Platform SDK: DirectX

What Are Cubic Environment Maps?

A cubic environment maps—sometimes casually referred to as "cube maps"—are textures that contain image data representing the scene surrounding an object, as if the object were in the center of a cube. Each face of the cubic environment map covers a ninety degree field of view in the horizontal and vertical, and there are six faces per cube map. The orientation of the faces is given in the following illustration.

Each face of the cube is oriented perpendicular to the x/y, y/z, or x/z plane, in world space. The following figure shows how each plane corresponds to a face.

Cubic-environment maps are implemented as a series of attached texture surfaces, created in a single call, which can be accessed like any other set of attached surfaces.

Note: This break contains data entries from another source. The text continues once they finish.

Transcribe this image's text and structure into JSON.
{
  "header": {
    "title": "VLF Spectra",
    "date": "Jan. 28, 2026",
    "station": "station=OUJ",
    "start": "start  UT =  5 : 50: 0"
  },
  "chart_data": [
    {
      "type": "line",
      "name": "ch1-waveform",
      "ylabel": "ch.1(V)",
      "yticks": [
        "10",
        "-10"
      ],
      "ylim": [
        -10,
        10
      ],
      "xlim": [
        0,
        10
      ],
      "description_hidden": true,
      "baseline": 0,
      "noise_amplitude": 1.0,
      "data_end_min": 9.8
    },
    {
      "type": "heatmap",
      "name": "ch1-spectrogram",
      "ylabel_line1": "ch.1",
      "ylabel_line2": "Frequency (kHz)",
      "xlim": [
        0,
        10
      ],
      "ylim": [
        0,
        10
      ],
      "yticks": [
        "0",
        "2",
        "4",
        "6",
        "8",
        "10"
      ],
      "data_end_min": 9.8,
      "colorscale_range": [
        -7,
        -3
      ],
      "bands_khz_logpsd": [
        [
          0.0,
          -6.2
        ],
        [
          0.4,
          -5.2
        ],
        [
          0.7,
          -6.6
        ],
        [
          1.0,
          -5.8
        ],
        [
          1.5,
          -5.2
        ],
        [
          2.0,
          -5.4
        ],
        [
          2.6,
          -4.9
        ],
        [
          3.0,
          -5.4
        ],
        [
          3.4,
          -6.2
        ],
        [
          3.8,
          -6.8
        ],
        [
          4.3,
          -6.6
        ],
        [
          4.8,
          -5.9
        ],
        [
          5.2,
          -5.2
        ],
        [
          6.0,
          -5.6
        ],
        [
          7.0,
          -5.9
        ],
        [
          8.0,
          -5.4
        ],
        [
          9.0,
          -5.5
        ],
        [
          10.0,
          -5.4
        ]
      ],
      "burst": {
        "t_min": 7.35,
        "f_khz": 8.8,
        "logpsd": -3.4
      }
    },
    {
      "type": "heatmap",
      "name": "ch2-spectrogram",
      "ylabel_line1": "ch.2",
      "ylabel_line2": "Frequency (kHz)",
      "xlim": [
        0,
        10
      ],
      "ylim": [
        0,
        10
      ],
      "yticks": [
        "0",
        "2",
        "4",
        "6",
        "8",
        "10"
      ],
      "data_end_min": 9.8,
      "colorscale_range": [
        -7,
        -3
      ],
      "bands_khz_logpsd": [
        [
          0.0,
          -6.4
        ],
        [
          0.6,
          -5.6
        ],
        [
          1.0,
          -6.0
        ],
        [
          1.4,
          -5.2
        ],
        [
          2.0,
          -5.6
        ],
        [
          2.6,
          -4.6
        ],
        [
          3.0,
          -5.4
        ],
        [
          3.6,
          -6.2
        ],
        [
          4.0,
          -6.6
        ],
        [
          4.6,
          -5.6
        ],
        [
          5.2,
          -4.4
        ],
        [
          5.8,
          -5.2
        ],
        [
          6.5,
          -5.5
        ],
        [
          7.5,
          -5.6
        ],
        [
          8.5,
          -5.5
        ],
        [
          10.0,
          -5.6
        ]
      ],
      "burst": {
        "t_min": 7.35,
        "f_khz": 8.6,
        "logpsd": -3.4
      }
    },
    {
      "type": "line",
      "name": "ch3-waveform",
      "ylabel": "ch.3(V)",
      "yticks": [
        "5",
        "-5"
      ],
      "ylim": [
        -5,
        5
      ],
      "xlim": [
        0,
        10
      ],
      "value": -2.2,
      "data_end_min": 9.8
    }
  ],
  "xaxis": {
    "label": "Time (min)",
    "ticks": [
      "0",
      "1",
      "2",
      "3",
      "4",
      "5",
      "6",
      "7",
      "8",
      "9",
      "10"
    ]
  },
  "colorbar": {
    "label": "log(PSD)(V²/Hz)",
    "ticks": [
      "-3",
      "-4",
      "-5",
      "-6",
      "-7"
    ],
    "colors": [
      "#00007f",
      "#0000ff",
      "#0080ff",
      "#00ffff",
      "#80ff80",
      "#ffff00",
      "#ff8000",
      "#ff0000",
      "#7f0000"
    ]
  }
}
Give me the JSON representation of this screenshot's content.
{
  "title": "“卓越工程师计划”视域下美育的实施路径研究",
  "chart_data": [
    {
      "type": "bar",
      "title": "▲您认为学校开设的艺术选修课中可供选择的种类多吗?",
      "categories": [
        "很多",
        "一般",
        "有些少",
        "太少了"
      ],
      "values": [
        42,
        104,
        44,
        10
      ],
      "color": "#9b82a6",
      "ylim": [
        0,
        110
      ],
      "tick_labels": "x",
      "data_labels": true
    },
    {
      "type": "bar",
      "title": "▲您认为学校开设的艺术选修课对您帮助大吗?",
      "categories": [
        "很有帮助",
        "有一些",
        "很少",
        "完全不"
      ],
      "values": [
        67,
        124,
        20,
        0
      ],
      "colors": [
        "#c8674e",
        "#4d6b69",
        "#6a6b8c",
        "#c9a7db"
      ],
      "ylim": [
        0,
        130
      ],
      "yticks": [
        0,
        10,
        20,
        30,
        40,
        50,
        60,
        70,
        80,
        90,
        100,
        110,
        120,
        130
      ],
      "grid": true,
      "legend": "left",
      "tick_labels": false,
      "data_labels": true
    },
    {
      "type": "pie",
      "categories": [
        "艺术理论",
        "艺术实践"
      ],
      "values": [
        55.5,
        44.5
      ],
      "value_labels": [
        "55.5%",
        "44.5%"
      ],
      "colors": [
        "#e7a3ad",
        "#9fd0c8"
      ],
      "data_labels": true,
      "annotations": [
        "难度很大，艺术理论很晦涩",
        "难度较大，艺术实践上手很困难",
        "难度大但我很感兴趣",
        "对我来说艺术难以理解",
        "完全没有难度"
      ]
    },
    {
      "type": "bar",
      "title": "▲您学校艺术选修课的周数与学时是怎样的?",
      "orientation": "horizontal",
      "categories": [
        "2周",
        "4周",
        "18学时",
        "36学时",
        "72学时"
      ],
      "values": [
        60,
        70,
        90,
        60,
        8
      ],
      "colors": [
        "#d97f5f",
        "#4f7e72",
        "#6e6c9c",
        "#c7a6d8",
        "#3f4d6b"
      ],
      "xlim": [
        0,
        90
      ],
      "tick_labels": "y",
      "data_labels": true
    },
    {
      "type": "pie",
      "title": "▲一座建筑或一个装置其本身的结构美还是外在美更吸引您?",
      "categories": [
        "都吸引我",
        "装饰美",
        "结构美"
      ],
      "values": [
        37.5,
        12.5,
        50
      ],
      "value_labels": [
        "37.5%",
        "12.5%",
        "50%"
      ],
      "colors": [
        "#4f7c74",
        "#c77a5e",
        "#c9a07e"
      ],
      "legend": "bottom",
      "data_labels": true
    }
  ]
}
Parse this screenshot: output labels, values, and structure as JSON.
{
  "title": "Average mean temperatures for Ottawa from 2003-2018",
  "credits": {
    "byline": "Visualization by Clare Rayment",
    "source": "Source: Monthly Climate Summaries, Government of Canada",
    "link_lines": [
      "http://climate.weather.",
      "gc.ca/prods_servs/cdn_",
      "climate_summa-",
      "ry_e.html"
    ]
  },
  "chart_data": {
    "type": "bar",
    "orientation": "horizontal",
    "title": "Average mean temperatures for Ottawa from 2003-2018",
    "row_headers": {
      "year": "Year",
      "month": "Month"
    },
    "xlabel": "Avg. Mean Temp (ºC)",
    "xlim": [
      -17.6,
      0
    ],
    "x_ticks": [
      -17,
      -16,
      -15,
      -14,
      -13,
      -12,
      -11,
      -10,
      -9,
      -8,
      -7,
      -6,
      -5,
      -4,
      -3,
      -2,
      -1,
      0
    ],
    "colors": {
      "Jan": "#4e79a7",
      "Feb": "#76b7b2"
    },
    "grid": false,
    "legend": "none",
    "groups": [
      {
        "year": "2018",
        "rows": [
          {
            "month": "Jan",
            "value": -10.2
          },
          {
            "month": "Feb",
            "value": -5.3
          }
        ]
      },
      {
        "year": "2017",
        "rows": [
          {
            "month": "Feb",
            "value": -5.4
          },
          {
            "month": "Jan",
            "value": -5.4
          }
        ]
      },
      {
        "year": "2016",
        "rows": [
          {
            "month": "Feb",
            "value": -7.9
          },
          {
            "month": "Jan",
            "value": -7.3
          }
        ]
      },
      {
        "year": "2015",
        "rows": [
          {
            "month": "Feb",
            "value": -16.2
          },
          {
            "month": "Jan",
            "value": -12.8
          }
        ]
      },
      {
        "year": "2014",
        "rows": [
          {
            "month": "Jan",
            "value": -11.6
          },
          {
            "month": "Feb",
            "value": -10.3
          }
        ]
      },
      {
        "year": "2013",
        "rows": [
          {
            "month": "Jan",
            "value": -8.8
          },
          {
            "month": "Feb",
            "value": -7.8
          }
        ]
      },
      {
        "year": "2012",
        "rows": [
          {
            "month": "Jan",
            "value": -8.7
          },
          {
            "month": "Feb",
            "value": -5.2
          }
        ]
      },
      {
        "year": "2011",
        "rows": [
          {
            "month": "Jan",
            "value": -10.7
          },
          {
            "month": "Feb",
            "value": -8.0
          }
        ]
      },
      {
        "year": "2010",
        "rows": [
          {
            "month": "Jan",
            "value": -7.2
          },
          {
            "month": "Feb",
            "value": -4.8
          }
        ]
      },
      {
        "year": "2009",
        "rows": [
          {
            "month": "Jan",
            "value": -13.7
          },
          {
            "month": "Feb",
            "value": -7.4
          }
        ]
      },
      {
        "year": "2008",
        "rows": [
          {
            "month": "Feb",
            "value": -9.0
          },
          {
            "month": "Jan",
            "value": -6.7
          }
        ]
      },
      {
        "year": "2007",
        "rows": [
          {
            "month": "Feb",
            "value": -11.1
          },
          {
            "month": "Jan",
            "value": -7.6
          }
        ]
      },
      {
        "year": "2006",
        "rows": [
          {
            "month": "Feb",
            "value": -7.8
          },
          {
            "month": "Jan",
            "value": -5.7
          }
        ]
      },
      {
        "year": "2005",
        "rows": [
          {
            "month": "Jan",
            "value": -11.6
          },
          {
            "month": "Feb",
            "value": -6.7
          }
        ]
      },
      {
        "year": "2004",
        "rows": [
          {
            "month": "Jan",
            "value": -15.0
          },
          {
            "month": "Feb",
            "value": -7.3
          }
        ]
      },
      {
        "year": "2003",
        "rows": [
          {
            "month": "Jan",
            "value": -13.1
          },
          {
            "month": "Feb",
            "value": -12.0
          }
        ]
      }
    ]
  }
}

Applications can use static images for cubic-environment mapping, or they can render into the faces of the cube map to perform dynamic environment mapping. (This technique requires that the cube-map surfaces be valid render-target surfaces, created with the DDSCAPS_3DDEVICE capability.)

The faces of a cube map don't need to contain extremely detailed renderings of the surrounding scene. In most cases, environment maps are applied to curved surfaces. Given the amount of curvature used by most applications, the resulting reflective distortion makes extreme detail in the environment map wasteful in terms of memory and rendering overhead.